The drumline vice president also is sharing love of drumming and his expertise to cultivate the next generation of drummers by volunteering with the Denver High School band.
“He was able to devote a lot of time and energy to the drummers’ improvement and brought a level of expertise that I don’t have,” said Dan Cooper ’01, Denver High School band instructor. “He really did a lot to develop the skill and confidence of our players.”

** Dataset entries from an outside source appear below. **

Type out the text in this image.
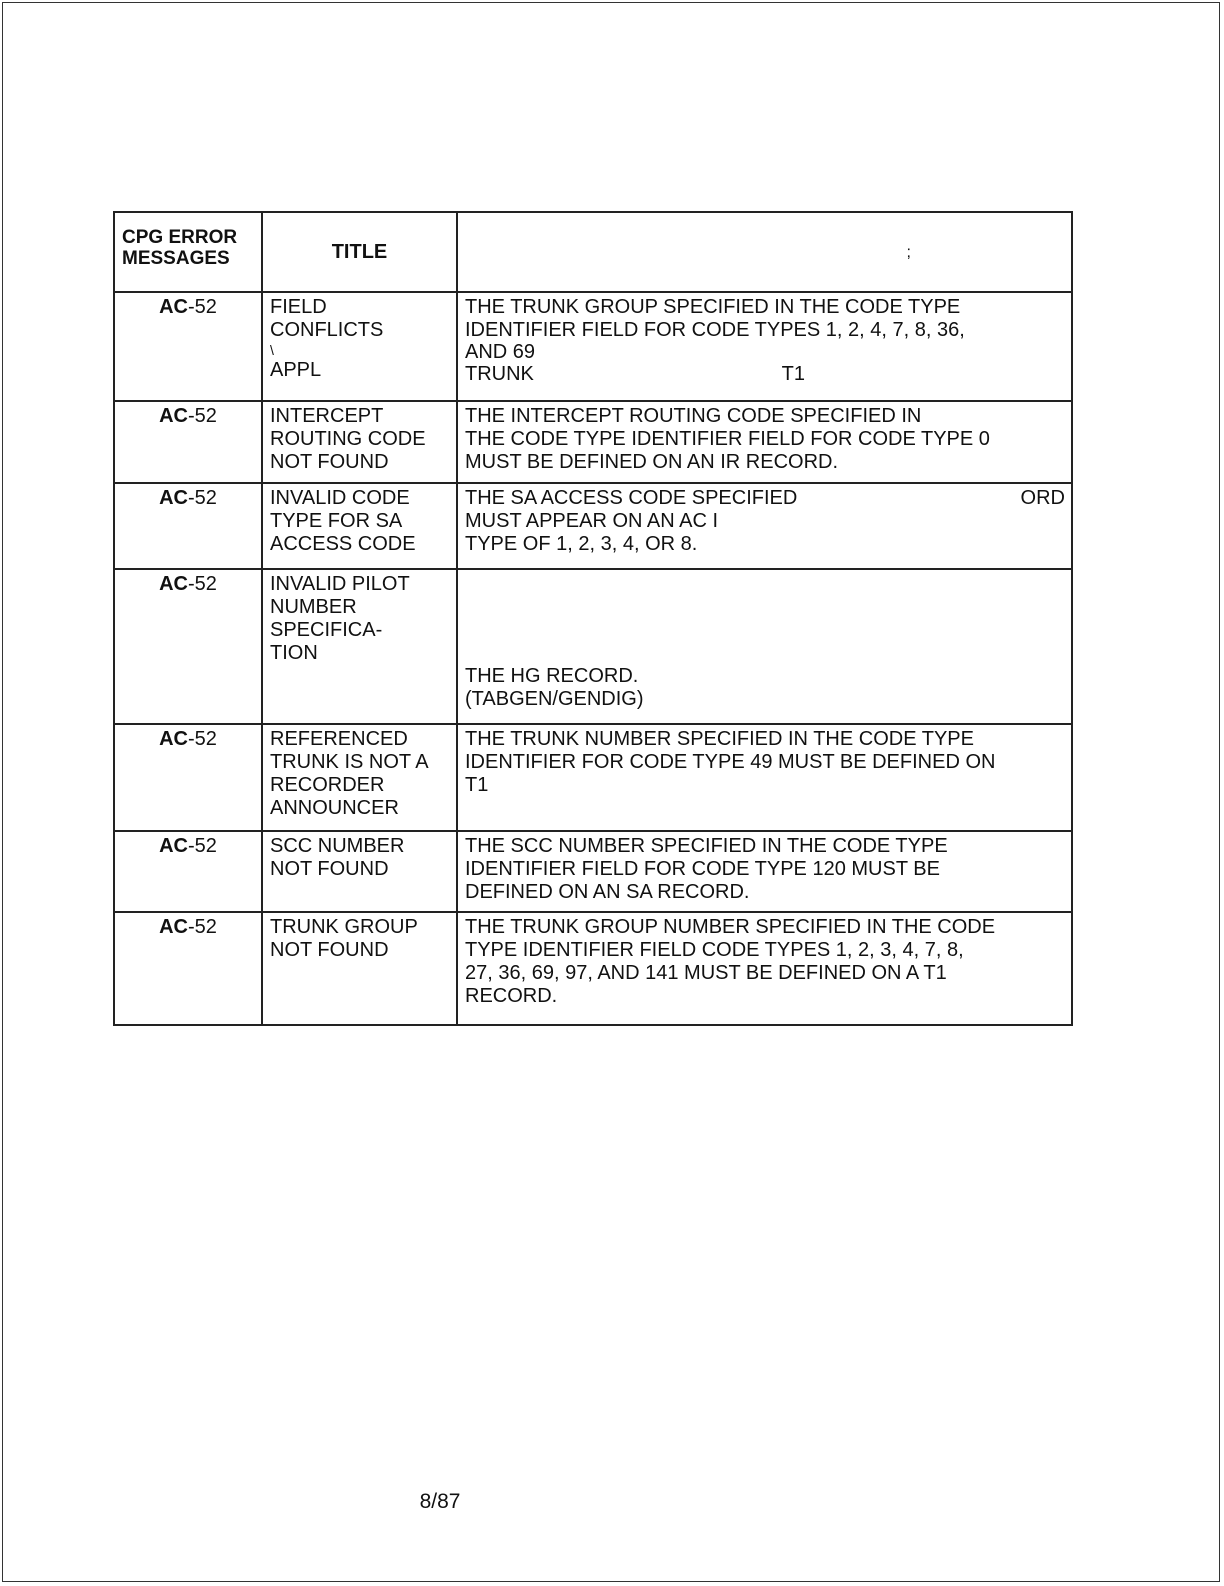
CPG ERROR
MESSAGES	TITLE	;
AC-52	FIELD
CONFLICTS
\
APPL	THE TRUNK GROUP SPECIFIED IN THE CODE TYPE
IDENTIFIER FIELD FOR CODE TYPES 1, 2, 4, 7, 8, 36,
AND 69
TRUNK T1

AC-52	INTERCEPT
ROUTING CODE
NOT FOUND	THE INTERCEPT ROUTING CODE SPECIFIED IN
THE CODE TYPE IDENTIFIER FIELD FOR CODE TYPE 0
MUST BE DEFINED ON AN IR RECORD.

AC-52	INVALID CODE
TYPE FOR SA
ACCESS CODE	THE SA ACCESS CODE SPECIFIED ORD
MUST APPEAR ON AN AC I
TYPE OF 1, 2, 3, 4, OR 8.

AC-52	INVALID PILOT
NUMBER
SPECIFICA-
TION	THE HG RECORD.
(TABGEN/GENDIG)

AC-52	REFERENCED
TRUNK IS NOT A
RECORDER
ANNOUNCER	THE TRUNK NUMBER SPECIFIED IN THE CODE TYPE
IDENTIFIER FOR CODE TYPE 49 MUST BE DEFINED ON
T1

AC-52	SCC NUMBER
NOT FOUND	THE SCC NUMBER SPECIFIED IN THE CODE TYPE
IDENTIFIER FIELD FOR CODE TYPE 120 MUST BE
DEFINED ON AN SA RECORD.

AC-52	TRUNK GROUP
NOT FOUND	THE TRUNK GROUP NUMBER SPECIFIED IN THE CODE
TYPE IDENTIFIER FIELD CODE TYPES 1, 2, 3, 4, 7, 8,
27, 36, 69, 97, AND 141 MUST BE DEFINED ON A T1
RECORD.
8/87
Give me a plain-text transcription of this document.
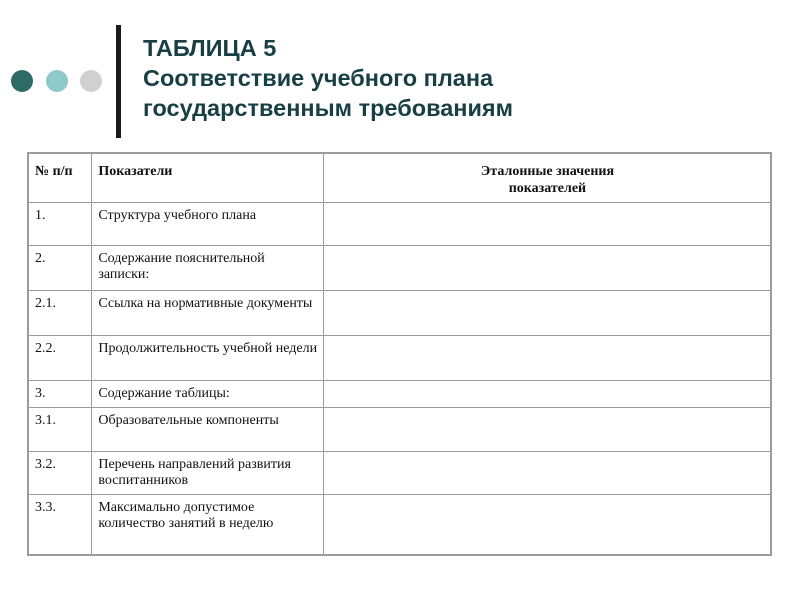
ТАБЛИЦА 5
Соответствие учебного плана
государственным требованиям
№ п/п	Показатели	Эталонные значения показателей
1.	Структура учебного плана	
2.	Содержание пояснительной записки:	
2.1.	Ссылка на нормативные документы	
2.2.	Продолжительность учебной недели	
3.	Содержание таблицы:	
3.1.	Образовательные компоненты	
3.2.	Перечень направлений развития воспитанников	
3.3.	Максимально допустимое количество занятий в неделю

Next fall, as Orange Drumline president, he hopes to host the organization’s first one-day drumline camp for high school students. Klaassen also has started a new indoor drumline group, Revolution Indoor Percussion. Participation is open to the Waverly community, and the group incorporates marching drums and a stationary front ensemble to create thematic shows during the winter months. Revolution’s 21 members march on a giant tarp and rehearse weekly at The W.
“Indoor drumlines are not well-known around here, and that’s one reason we wanted to start one,” Klaassen said. “It can serve as an inspiration to the community.”
Klaassen hopes raising the groups’ visibility around the community will lead to more drumline outings; Revolution booked performances at area high schools this spring, and Orange Drumline will be looking for more shows in the fall.
“We can’t compete with this group just yet, but we can have local shows at high schools to spread the knowledge of indoor percussion ensembles and inspire others through it,” Klaassen said. “Then hopefully down the road, we will be able to compete at local and regional competitions.”
To do that, the drumline also must build up its equipment arsenal, a daunting task for a fledgling group that started with mostly secondhand and loaned drums. Though the student organization does receive some funds from Student Senate, it’s not nearly enough to buy and maintain the pieces they need.
Some members have stepped up and purchased music, drumsticks, and drum heads on their own, but there are other more expensive items still on the wish list. Now they are raising funds for new drum harnesses, drum heads, a bass drum, snare drums, a vibraphone, and a marimba.“
Previous drumline presidents had to buy the cheapest harnesses possible, and we’re honestly finding them to be inadequate to do what we need to do,” Klaassen said.
He won’t, however, allow that to stand in the way of his vision to build up the Orange Drumline and push his fellow musicians to bigger and better performances, a view he shares with this year’s president, Steven Zahn ’16.
In addition to Kastle Kapers, the drumline played with the Pep Band at Wartburg football games, accompanied the Outfly morning proclamation, and performed along Bremer Avenue for Waverly’s popular Christmas on Main event.
To prepare for these events, drumline members commit to weekly practices and must memorize the music. The men and women—most are not music majors—play snare, tenor, and bass drums as well as cymbals.
Though most of the drumline’s 10 to 12 members took the summer off, Klaassen knew the group couldn’t simply wait until fall if the performing percussionists wanted to reach the next level.
“A friend and I back home started writing music and the drill, the choreography,” Klaassen said. “Then we sent that music out so people could start looking at it over the summer, and when we got back to campus, we started rehearsals.”
The extra effort paid off on the big stage during Kastle Kapers.
“We’ve played at Kastle Kapers for four years, and this year was our best,” said Zahn, who graduates in May. “I can’t wait to see their performance next year—I’m coming back to see it.”